In remarks at an event at the just-ended Global Green Growth Week 2017, which was held under the theme “Unlocking Africa’s green growth potential”, Mofor presented the Africa Climate Resilient Investment Facility (AFRI-RES) – a joint initiative of the ECA, the World Bank, the African Union Commission, the African Development Bank and the Nordic Development Fund, that is hosted in the ACPC, as an example of how infrastructure can be made greener.
He said AFRI-RES was put in place with the aim of strengthening the capacity of African institutions, as well as the private sector to plan, design and implement infrastructure investments that are resilient to climate variability and change in selected sectors.

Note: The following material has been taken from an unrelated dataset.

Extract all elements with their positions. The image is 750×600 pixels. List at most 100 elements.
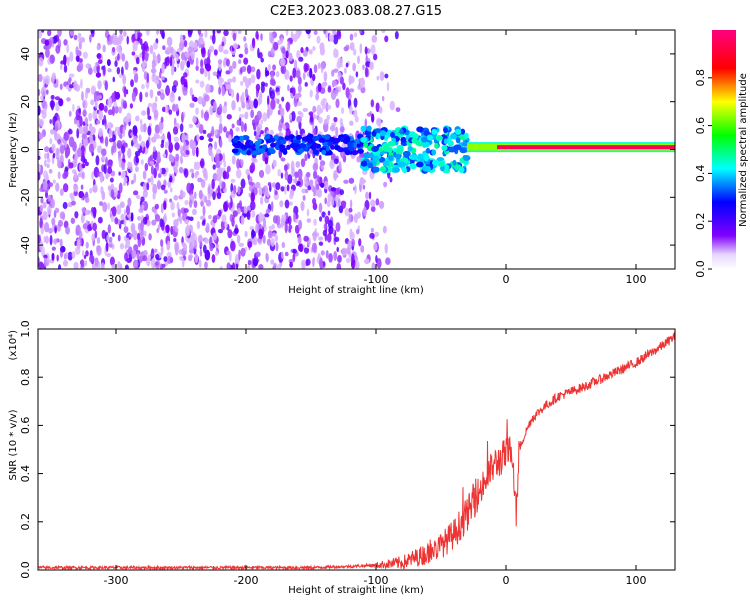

“Thus enabling those investments to reap the resilience dividend,” said Mr. Mofor, adding such a facility can assist authorities to make good infrastructure investment decisions to ensure performance and return on investment in a changing climate.
He said greening infrastructure means ensuring resource efficiency to reduce the intensity of inputs and emission; compliance with environmental safeguards and standards to ensure environmental and social sustainability; and resilience to natural disasters, as well as weather and climate change and variability.
The event titled; “The What, Why and How of Making the Transformation of Africa’s Infrastructure Greener”, was organized by the ECA in partnership with the Global Green Growth Institute and Dalberg as part of the Global Green Growth Week 2017.